Quelques années, des brevets et plusieurs nuits blanches plus tard, leur technologie pourrait bien changer la façon dont le monde assure la sécurité alimentaire.
« On ne voulait pas juste inventer un ingrédient. On voulait bâtir une industrie qui n’existait pas encore au Québec. » — Laurent Dallaire
Ce qui impressionne dans le parcours de Laurent, c’est la lucidité et la ténacité derrière l’innovation.
À peine diplômés, lui et son cofondateur François, décident de se lancer. Ils négocient la licence de leur brevet avec l’Université Laval, montent un plan d’affaires… et convainquent l’institution de leur faire confiance plutôt qu’à un compétiteur plus expérimenté.
Un pari risqué, mais gagnant : Inodal naît officiellement avec pour mission de transformer les découvertes académiques en solutions industrielles concrètes.
L’obtention des approbations de Santé Canada et de la FDA a marqué un tournant décisif pour Inodal.
Grâce à ces validations, leur technologie peut être utilisée dans les usines agroalimentaires des États-Unis, le plus grand marché au monde pour ce type d’innovation.
Leur secret ? Une protéine antimicrobienne qui élimine la listeria sans apparaître sur la liste d’ingrédients.
Autrement dit : une solution naturelle, invisible pour le consommateur, mais redoutable pour les bactéries.
« Pour l’industrie, c’est un game changer. On passe de milliers de compétiteurs à cinq dans le monde avec ce statut réglementaire. »
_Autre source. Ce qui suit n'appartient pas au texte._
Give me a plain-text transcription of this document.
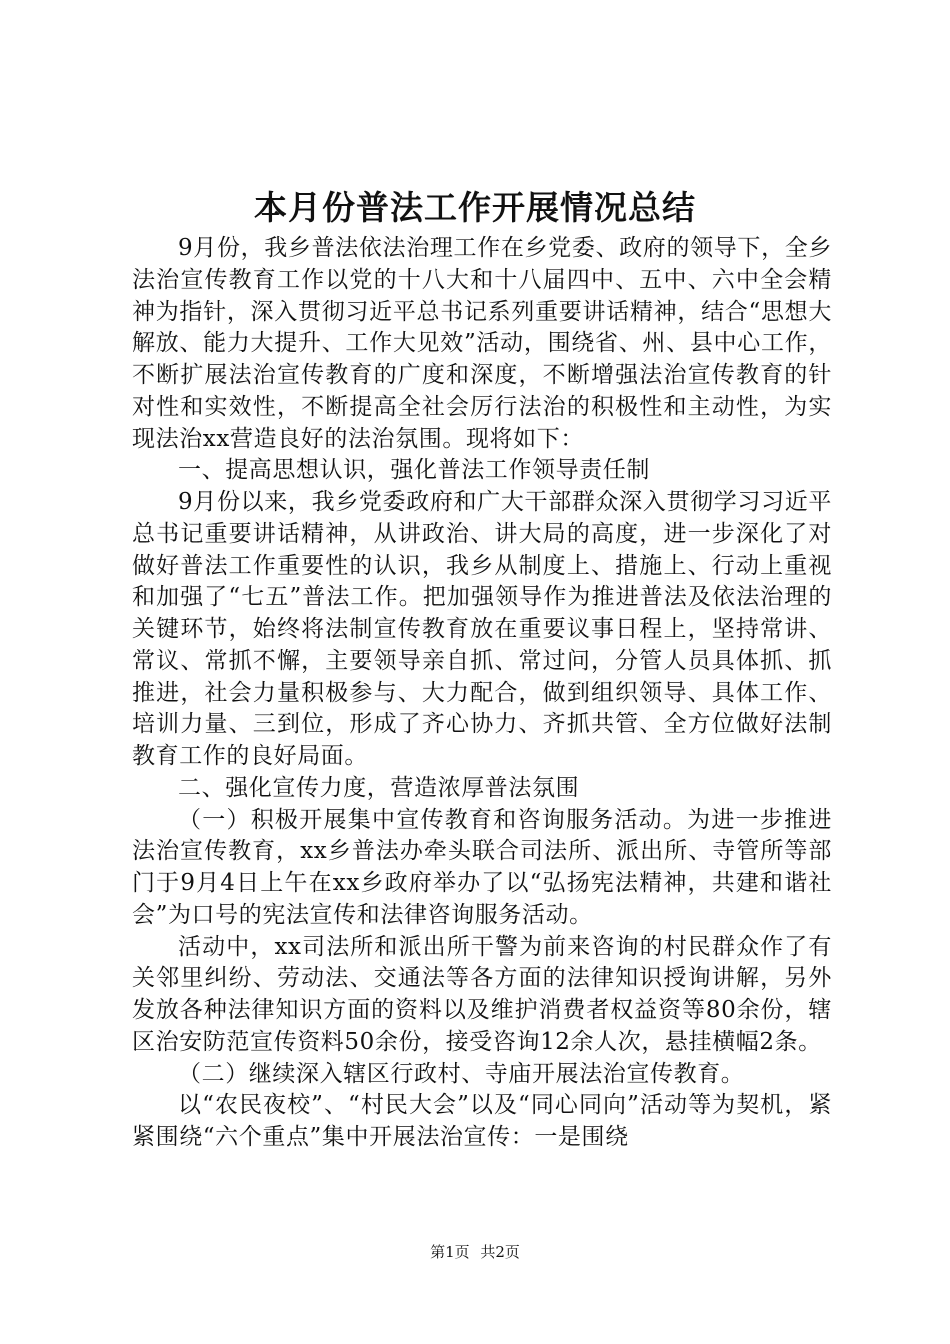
本月份普法工作开展情况总结

9月份，我乡普法依法治理工作在乡党委、政府的领导下，全乡法治宣传教育工作以党的十八大和十八届四中、五中、六中全会精神为指针，深入贯彻习近平总书记系列重要讲话精神，结合“思想大解放、能力大提升、工作大见效”活动，围绕省、州、县中心工作，不断扩展法治宣传教育的广度和深度，不断增强法治宣传教育的针对性和实效性，不断提高全社会厉行法治的积极性和主动性，为实现法治xx营造良好的法治氛围。现将如下：

一、提高思想认识，强化普法工作领导责任制

9月份以来，我乡党委政府和广大干部群众深入贯彻学习习近平总书记重要讲话精神，从讲政治、讲大局的高度，进一步深化了对做好普法工作重要性的认识，我乡从制度上、措施上、行动上重视和加强了“七五”普法工作。把加强领导作为推进普法及依法治理的关键环节，始终将法制宣传教育放在重要议事日程上，坚持常讲、常议、常抓不懈，主要领导亲自抓、常过问，分管人员具体抓、抓推进，社会力量积极参与、大力配合，做到组织领导、具体工作、培训力量、三到位，形成了齐心协力、齐抓共管、全方位做好法制教育工作的良好局面。

二、强化宣传力度，营造浓厚普法氛围

（一）积极开展集中宣传教育和咨询服务活动。为进一步推进法治宣传教育，xx乡普法办牵头联合司法所、派出所、寺管所等部门于9月4日上午在xx乡政府举办了以“弘扬宪法精神，共建和谐社会”为口号的宪法宣传和法律咨询服务活动。

活动中，xx司法所和派出所干警为前来咨询的村民群众作了有关邻里纠纷、劳动法、交通法等各方面的法律知识授询讲解，另外发放各种法律知识方面的资料以及维护消费者权益资等80余份，辖区治安防范宣传资料50余份，接受咨询12余人次，悬挂横幅2条。

（二）继续深入辖区行政村、寺庙开展法治宣传教育。

以“农民夜校”、“村民大会”以及“同心同向”活动等为契机，紧紧围绕“六个重点”集中开展法治宣传：一是围绕

第1页 共2页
Avant de séduire les grands marchés, Inodal a dû convaincre les premiers transformateurs alimentaires. Et parfois, littéralement, frapper aux portes.
Laurent raconte avec humour comment ils se sont rendus en Gaspésie pour présenter leur produit directement aux usines.
Leur premier client ? Un transformateur de fruits de mer convaincu dès la première démo. Ce partenariat est devenu la vitrine technologique qui leur a ouvert toutes les autres portes.
Alors que la plupart des startups biotech lèvent des millions en capital de risque, Inodal a choisi une autre voie : faire financer sa R&D par ses clients.
Leur modèle, surnommé par Étienne « un Kickstarter B2B », consiste à faire contribuer les clients au développement du produit en échange d’un droit d’usage prioritaire.
Résultat : une entreprise toujours indépendante et sans dilution.
« Si ton client est prêt à payer pour ton prototype, c’est qu’il y a un vrai besoin. »
Pour Laurent Dallaire, le succès d’Inodal dépasse le simple objectif commercial.
Il veut que le Québec devienne un hub de biotechnologie appliquée, capable de transformer les découvertes scientifiques en innovations concrètes.
Déjà, Inodal embauche plusieurs stagiaires en biotechnologie et collabore avec l’Université Laval et McGill pour développer de nouvelles générations d’agents antimicrobiens contre d’autres pathogènes, comme la salmonelle ou E. coli.
« Je veux créer ici ce que moi je n’ai pas trouvé quand j’étais étudiant. »
Cet épisode des Dérangeants explore tout ce qu’il faut pour bâtir une startup biotech : la passion, la résilience, la réglementation, et l’audace d’aller cogner à la bonne porte.
C’est une histoire d’innovation, de courage et de vision — racontée avec humilité et humour.